Tuesday, August 14, 2012

Reproductive Justice: The Tentacle of the Abortion Octopus

Andrea Smith’s “Beyond Pro-Choice Versus Pro-Life…” seeks to “reject the pro-life versus pro-choice model for understanding reproductive justice” (2009, p. 454). Smith points out this model’s deficiency in relating to, and including, the woman of intersectional disadvantage. Smith suggests:
The pro-life position supports a criminalization approach that depends on a racist political system that will necessarily impact poor women and women of color who are less likely to have alternative strategies for addressing unwanted pregnancies. Meanwhile, the pro-choice position often supports population control policies and the development of dangerous contraceptives that are generally targeted toward communities of color. And both positions do not question the capitalist system – they focus solely on the decision of whether or not a woman should have an abortion without addressing the economic, political, and social conditions that put women in this position in the first place (2009, p. 454).
I was struck by the author’s verbiage: “dangerous contraceptives.” In response, Planned Parenthood reported in 2000:
            At the dawn of a new century and new millennium:
  • Ninety-eight percent of American women use birth control at some point in their lives.
  • Eighty-nine percent of Americans favor more access to information about birth control.
  • Eighty-one percent think birth control access is a good way to prevent abortions. (2010).
I can hardly understand how a population of women in favor of more access to birth control, and open to new forms of birth control, should be concerned about dangerous contraceptives. In general, I really agree with Smith’s main point: we need a new model to encompass an enlightened society’s intersectional perspectives on the issue of abortion. Speaking to Smith’s report on the avoidance of questioning the capitalist system, I ask why we would need to question something that cannot and will not be affectively changed? Of course we must consider the environment of the individuals of our society in every way. Kavanaugh finds:
…sexual expression and reproduction are never merely private choices. These choices themselves influence and are influenced by our social and economic environment. People who trumpet capitalism and individualism fail to realize that those very forces drive human choices about sex and child-bearing (2004, p.7).

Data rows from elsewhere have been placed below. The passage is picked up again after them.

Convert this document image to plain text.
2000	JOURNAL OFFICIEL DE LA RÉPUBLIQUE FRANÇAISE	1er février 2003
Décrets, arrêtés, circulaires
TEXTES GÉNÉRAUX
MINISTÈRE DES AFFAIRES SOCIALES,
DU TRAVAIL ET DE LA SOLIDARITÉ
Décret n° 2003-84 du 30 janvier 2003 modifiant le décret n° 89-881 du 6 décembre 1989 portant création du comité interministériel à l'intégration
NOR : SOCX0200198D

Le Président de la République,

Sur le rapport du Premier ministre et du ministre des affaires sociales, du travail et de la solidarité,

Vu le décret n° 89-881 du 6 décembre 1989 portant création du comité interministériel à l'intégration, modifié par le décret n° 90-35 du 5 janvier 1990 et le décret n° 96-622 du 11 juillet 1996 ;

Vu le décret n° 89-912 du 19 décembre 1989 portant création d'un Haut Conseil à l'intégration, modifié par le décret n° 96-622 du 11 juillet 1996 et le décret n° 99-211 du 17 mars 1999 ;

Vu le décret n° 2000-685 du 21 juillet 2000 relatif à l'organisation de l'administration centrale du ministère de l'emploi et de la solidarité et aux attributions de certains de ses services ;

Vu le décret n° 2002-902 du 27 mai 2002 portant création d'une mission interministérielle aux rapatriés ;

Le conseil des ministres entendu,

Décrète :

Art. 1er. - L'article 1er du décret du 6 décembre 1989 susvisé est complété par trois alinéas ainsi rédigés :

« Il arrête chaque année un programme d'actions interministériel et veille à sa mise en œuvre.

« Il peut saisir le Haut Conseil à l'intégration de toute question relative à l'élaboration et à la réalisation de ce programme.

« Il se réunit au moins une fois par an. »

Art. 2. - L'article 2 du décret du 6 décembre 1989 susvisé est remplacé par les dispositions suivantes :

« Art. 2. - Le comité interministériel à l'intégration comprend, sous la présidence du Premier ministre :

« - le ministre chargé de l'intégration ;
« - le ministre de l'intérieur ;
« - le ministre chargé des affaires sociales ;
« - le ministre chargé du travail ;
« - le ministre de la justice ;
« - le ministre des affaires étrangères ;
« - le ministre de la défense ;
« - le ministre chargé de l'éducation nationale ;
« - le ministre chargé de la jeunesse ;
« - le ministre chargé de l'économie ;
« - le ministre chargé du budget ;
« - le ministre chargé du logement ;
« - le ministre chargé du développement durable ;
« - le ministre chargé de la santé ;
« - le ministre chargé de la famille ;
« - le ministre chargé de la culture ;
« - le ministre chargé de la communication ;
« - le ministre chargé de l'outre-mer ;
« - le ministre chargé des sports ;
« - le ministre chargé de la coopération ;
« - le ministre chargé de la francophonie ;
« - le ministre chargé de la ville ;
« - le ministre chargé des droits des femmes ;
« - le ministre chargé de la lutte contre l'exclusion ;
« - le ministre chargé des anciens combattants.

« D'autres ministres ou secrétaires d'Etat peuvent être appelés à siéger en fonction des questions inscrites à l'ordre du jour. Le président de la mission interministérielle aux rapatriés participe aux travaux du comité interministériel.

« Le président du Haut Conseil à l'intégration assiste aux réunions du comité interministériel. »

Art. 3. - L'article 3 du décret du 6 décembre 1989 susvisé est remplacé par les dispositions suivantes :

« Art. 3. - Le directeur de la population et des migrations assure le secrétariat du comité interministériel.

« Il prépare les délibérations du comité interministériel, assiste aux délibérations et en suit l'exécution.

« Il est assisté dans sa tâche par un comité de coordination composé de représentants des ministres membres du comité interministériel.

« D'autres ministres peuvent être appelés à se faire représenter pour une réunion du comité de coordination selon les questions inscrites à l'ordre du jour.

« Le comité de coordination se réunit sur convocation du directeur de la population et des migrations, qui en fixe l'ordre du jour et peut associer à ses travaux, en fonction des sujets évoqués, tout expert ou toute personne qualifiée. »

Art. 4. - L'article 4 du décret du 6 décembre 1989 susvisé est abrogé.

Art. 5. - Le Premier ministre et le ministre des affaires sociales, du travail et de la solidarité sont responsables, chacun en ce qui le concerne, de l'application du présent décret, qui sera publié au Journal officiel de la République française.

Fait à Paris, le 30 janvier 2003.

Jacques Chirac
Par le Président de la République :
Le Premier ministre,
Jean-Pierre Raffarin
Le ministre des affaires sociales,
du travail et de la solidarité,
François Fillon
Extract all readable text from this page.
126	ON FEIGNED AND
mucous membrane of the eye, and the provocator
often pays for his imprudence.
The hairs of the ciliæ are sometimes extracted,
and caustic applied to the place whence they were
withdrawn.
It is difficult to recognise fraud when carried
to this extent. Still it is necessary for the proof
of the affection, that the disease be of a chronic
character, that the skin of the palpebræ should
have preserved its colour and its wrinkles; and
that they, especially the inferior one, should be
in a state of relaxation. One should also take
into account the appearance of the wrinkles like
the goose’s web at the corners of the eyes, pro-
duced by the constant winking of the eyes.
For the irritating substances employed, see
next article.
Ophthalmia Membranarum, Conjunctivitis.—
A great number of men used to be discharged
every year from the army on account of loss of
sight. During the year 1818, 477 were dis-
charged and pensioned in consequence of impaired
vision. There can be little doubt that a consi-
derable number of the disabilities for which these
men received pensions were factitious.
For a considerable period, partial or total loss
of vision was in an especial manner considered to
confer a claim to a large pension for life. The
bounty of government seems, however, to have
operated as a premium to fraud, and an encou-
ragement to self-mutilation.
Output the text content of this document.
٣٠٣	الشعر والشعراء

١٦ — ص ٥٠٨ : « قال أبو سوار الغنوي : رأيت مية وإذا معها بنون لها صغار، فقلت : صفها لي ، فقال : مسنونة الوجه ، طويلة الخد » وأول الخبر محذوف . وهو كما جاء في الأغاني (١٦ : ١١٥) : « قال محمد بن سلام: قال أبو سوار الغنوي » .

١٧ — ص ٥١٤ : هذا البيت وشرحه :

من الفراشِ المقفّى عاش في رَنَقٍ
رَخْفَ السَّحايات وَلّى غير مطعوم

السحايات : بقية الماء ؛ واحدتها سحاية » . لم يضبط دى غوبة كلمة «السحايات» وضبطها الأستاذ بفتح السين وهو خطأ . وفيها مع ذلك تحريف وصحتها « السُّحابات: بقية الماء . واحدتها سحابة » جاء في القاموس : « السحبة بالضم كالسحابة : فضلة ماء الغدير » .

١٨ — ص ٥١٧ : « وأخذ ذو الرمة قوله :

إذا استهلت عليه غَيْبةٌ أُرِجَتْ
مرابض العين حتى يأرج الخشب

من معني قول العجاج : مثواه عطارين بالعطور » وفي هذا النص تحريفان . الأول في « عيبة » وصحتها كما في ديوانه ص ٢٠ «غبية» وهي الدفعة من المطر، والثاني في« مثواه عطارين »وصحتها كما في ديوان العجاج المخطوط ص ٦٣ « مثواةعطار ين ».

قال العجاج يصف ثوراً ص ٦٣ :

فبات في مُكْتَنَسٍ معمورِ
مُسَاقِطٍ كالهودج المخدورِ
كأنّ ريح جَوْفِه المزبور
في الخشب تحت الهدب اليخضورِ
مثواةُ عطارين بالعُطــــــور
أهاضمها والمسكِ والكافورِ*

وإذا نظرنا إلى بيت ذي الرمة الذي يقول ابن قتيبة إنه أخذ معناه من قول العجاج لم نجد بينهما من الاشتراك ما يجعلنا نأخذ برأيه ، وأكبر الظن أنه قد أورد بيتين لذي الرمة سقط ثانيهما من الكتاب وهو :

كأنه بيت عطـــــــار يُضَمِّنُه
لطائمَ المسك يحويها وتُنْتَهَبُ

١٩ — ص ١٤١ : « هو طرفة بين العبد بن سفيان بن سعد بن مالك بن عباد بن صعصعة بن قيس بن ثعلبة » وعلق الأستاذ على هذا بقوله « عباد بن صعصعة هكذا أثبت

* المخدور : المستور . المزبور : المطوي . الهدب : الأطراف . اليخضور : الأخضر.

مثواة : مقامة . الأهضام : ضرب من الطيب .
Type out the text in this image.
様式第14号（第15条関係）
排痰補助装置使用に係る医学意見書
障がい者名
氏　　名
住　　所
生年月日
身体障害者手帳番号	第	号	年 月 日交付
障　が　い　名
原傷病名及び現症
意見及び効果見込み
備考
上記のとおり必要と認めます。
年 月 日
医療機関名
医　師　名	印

Clearly, this is an issue that I could research and cite and expound on for days on end. I do firmly believe, however, that the more we know, the closer we come to a middle ground. I do not personally see the issue of abortion as a yin and yang. Instead, like Smith notes, “both [sides of the abortion debate] depend on similar operating assumptions that do nothing to support either life or real choice for women of color” (2009, p. 447). This is certainly a tentacle of the abortion octopus that we can do something about.
References
Kavanaugh, J. (2004). The values vote. America, 191 (17), 7.
Planned Parenthood (2010). History and successes. General format. Retrieved from http://www.plannedparenthood.org/about-us/who-we-are/history-and-successes.htm
Smith, A. (2009). Beyond pro-choice versus pro-life: Women of color and reproductive justice. In V. Taylor, N. Whittier & L. Rupp (Eds.) Feminist Frontiers (pp.389-399). New York, NY: McGraw Hill, p. 446-457.